Labor has said it is prepared to work with the government's existing WiMax plans if it wins the next election -- but the party's shadow Communications Minister is getting the knives out for the Coalition's expert taskforce on fibre-to-the-node (FTTN).
Speaking today at an Australian Internet Industry Association (AIIA) event in Sydney, shadow Communications Minister Stephen Conroy said Labor will replace the government-picked expert taskforce currently in charge of overseeing the Coalition's urban FTTN plan and picking the company that will build the network.
"We will be starting again with our own [taskforce]," he said, "and with someone who knows something about telecoms."
The government's taskforce has already published a set of draft requirements on FTTN tenders for public consolation and will soon produce the final guidelines for would-be bidders.
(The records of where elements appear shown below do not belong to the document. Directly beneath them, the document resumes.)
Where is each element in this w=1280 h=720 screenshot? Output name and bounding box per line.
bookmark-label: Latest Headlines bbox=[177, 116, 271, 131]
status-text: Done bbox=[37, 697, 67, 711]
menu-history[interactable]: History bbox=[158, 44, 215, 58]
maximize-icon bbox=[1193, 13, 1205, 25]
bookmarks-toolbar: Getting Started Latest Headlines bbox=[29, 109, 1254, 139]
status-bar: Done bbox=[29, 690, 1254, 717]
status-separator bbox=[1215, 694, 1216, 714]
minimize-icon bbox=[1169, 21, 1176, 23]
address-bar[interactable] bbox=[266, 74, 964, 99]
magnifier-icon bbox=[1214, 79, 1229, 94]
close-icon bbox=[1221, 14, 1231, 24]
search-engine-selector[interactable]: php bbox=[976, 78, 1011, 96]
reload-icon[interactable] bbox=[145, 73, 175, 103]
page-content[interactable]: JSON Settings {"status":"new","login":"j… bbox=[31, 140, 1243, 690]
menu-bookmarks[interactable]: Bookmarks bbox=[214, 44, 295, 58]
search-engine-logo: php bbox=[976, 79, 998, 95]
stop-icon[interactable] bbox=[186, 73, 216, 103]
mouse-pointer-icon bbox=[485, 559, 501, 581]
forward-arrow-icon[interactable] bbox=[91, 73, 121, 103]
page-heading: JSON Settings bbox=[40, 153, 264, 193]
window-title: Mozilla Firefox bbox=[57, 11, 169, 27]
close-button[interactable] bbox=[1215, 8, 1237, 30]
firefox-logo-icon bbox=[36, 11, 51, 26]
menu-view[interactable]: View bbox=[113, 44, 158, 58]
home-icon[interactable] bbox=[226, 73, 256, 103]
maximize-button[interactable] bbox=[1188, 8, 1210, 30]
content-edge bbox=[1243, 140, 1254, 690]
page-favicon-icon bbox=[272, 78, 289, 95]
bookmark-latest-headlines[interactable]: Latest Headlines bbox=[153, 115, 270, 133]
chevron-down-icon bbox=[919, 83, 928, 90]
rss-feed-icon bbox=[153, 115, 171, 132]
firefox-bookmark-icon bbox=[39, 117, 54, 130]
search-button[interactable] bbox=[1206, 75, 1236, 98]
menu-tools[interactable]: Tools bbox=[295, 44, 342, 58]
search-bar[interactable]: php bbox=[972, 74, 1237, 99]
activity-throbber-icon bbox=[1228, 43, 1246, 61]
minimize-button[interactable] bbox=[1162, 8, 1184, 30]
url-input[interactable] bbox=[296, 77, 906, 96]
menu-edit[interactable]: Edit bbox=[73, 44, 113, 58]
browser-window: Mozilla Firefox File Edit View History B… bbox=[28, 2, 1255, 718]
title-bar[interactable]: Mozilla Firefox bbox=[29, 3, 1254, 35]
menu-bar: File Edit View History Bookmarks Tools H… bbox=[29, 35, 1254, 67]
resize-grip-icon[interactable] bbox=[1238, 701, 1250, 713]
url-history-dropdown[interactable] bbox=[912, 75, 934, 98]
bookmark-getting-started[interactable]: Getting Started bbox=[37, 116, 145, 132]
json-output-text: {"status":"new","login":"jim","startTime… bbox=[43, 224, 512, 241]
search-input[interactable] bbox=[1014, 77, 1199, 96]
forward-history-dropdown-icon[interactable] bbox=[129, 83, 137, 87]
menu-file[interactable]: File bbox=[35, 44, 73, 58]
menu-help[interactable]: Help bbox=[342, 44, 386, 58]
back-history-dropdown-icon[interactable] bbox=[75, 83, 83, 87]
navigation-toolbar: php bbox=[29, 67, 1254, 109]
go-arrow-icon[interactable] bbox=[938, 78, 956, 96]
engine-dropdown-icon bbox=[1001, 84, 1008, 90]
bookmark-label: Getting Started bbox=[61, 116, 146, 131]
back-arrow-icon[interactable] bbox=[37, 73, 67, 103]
Should Labor come to power in this year's Federal elections, the Coalition's fibre plans are likely to be dismantled and replaced with Labor's own AU$4.7bn vision of Australian FTTN.
However, Labor has no plans to disassemble the bush WiMax network scheduled to go live in 2009, backed by the government and run by OPEL, a joint venture between Optus and Elders.
The government funding deal for the project -- around AU$1 billion -- was finally confirmed this week.
Senator Conroy said there may also be areas where the Labor plan can take advantage of the OPEL network.
"The good news in the OPEL contract -- and there wasn't that much of it -- is they will be building a lot of backhaul ... If we can link in with their backhaul, that will be a good thing but it's [down to] commercial negotiations and if they want to be involved in it."
As part of the bush network, OPEL will build 15,000 km of fibre backhaul and enable 312 additional exchanges with ADSL2+.